Perhaps nowhere are young voters poised to make their voices heard at the ballot box more loudly than in Pennsylvania.

As the Dispatch’s Logan Hullinger reported over the weekend, for the first time ever, young voters outnumber their older counterparts in the Keystone State. There are more than 2.1 million registered voters between 18 and 34 and just a little over 2 million 65 and older.

More: Trump, social media drive surge in Pennsylvania's young voter ranks

Closer to home, voters under 34 lag voters over 65 in York County by fewer than 1,000: 69,349 to 68,682.

That more young people are registering to vote is important; after all, they’re likely to endure the impact of state and federal legislation far longer than voters of preceding generations.

And like giving blood or patronizing the public library, voting is a habit that seems to take root most strongly when established at a young age. Today’s recent high school and college graduates, having registered to vote, are about to embark on a lifetime of public engagement and political involvement. There isn’t a ballot to spare.

Of course, registering is one thing, turning up on Election Day is something wholly different. Older voters continue to excel at dependably casting ballots.
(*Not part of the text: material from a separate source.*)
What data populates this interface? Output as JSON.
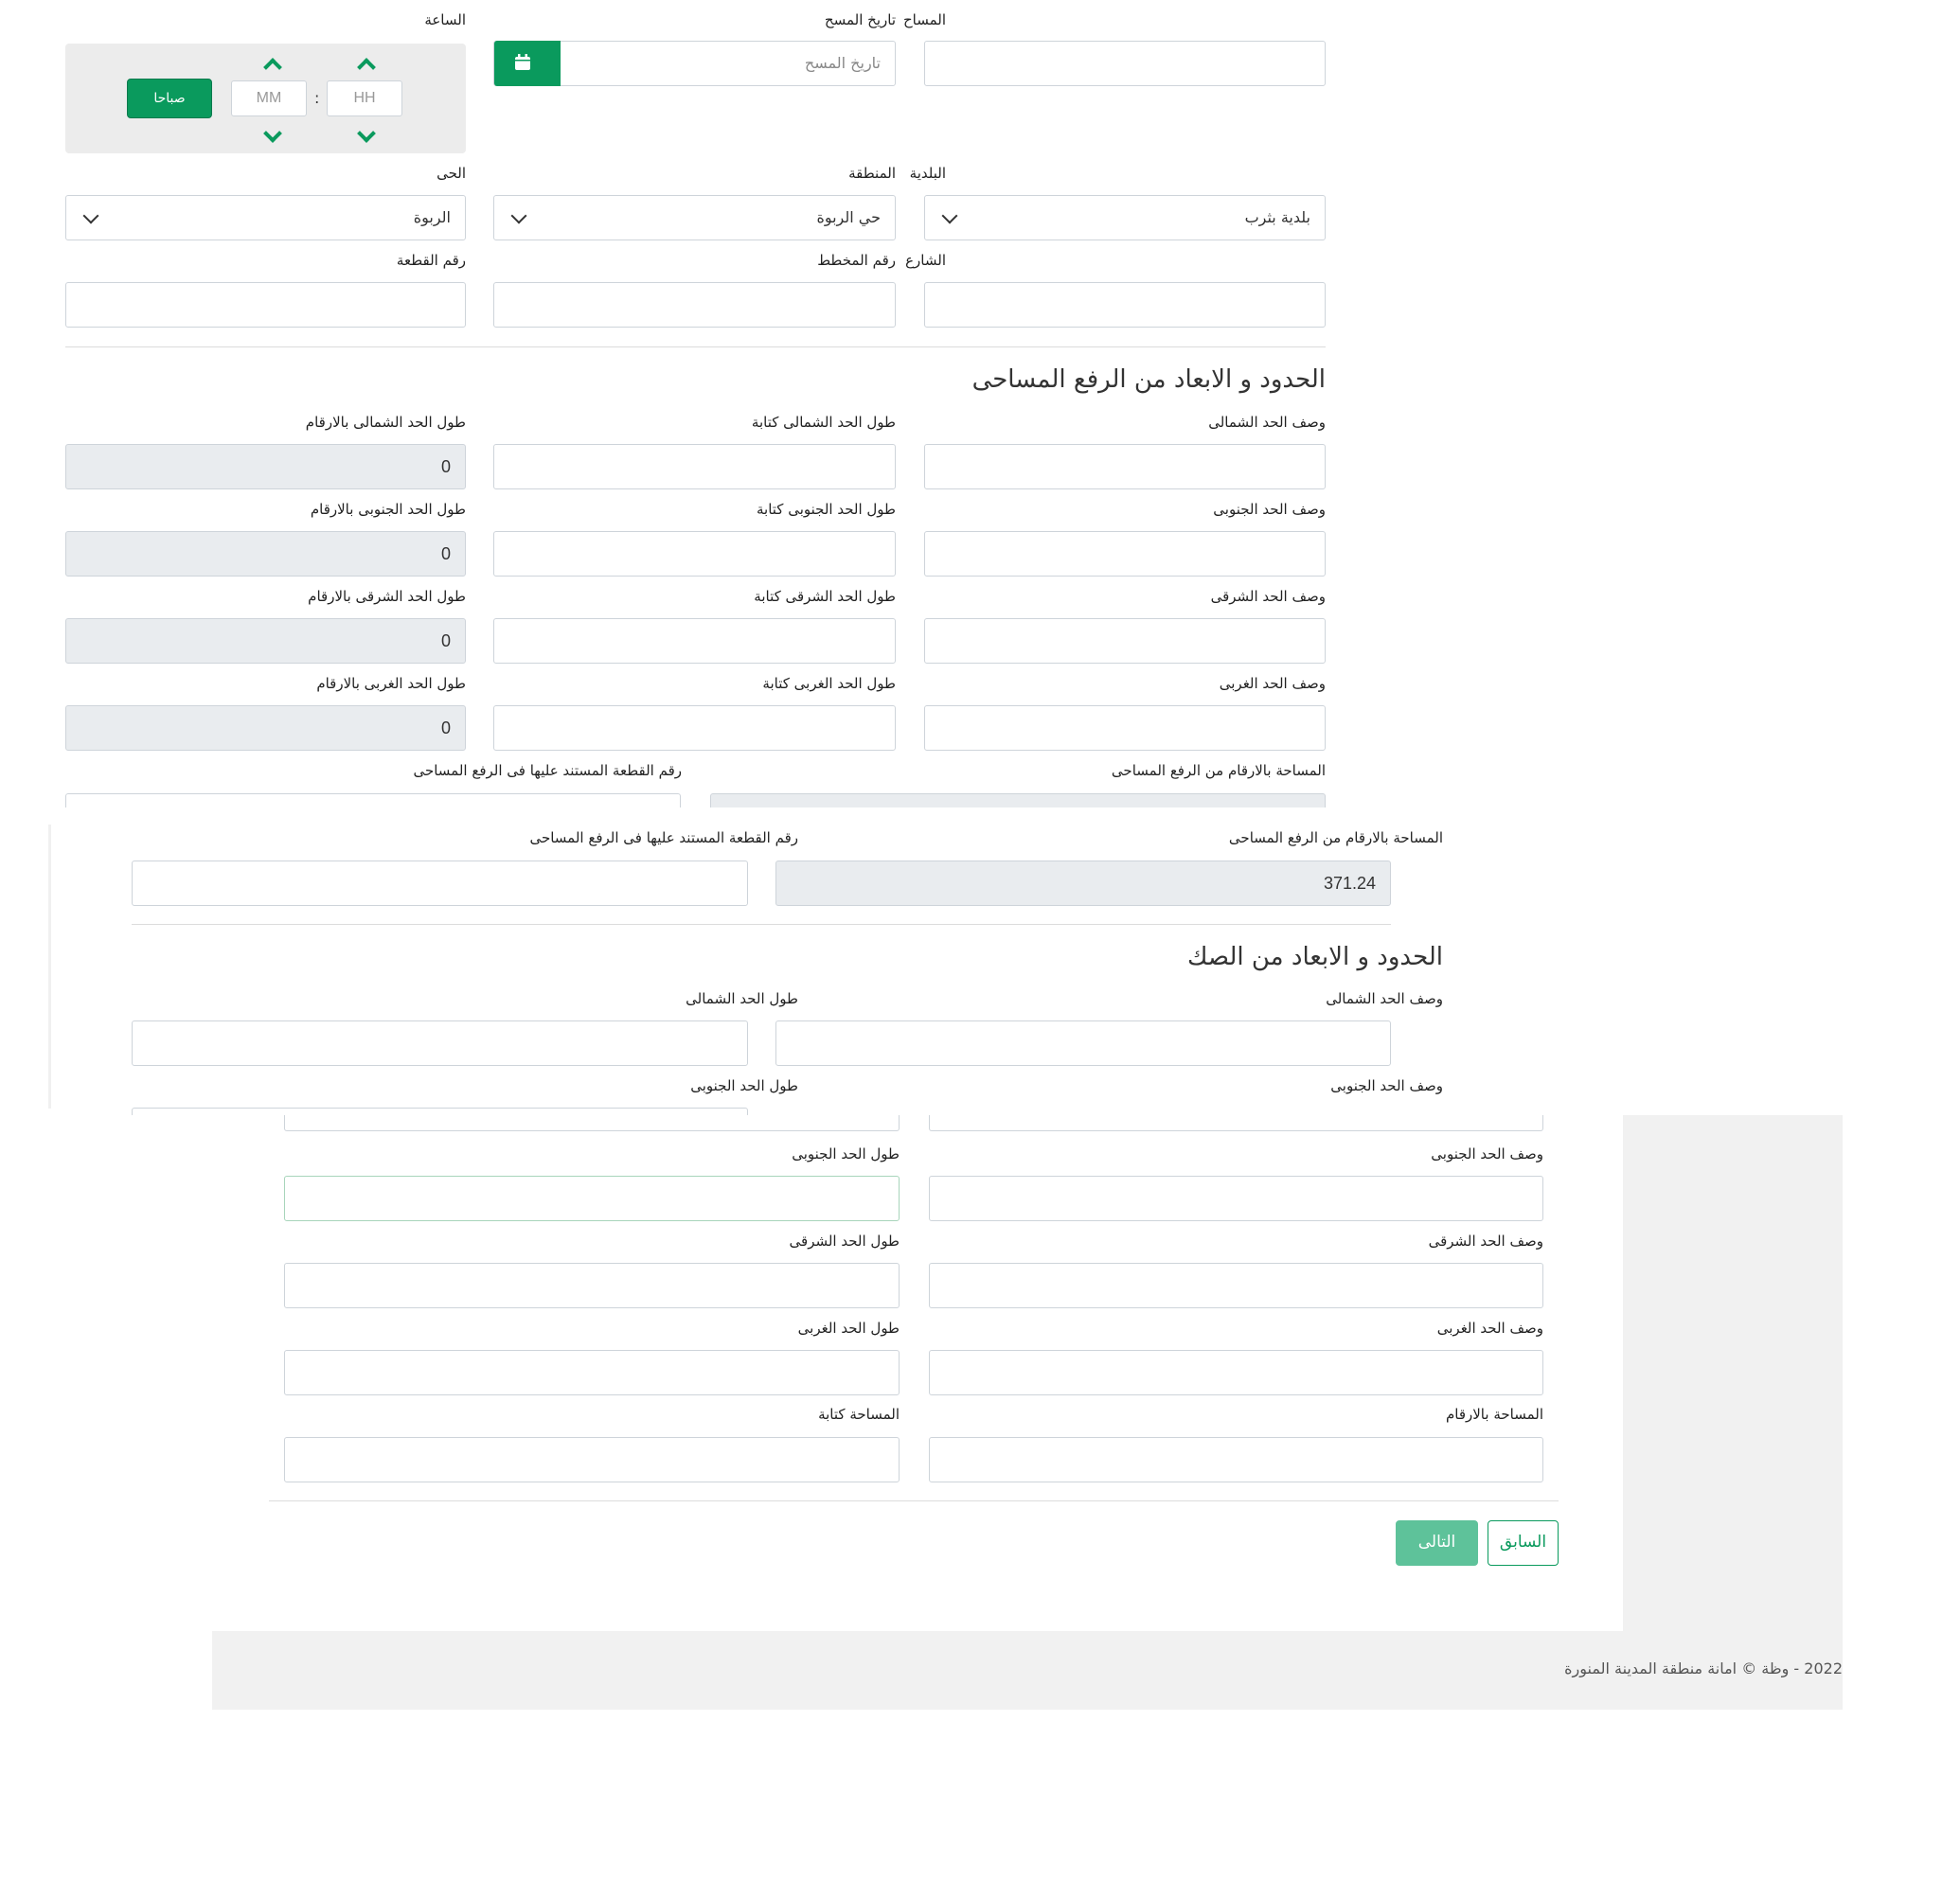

For their voices to have weight, young voters must follow through at polling stations.

Not that there isn’t a 600-pound incentive to get to the polls sitting smack in the middle of the political landscape. The presidents of both the York County Young Republicans and York County Young Democrats told Hullinger the single biggest driver of young voter enrollment is Trump.

CJ Weigle says the president energizes young Republicans and gets them interested in political issues. Shane Coolbaugh cites a lack of successful pushback against the policies of a chaotic administration for firing up young Democrats.

All of the above, likely. And all the more reason that young voters of all political stripes commit to casting ballots this fall.

More: EDITORIAL: Inspiring youth can compel real change

As nascent voters flex their growing political muscle, the political powers-that-be will recognize that their views need to be respected and responded to. In that way, the emerging generation is poised — in York County, throughout Pennsylvania and across the nation — to be an engine for real, lasting and much-needed political change.

So, young voters, welcome to the world of electoral politics. Make your views known, make your voices heard and make your votes count.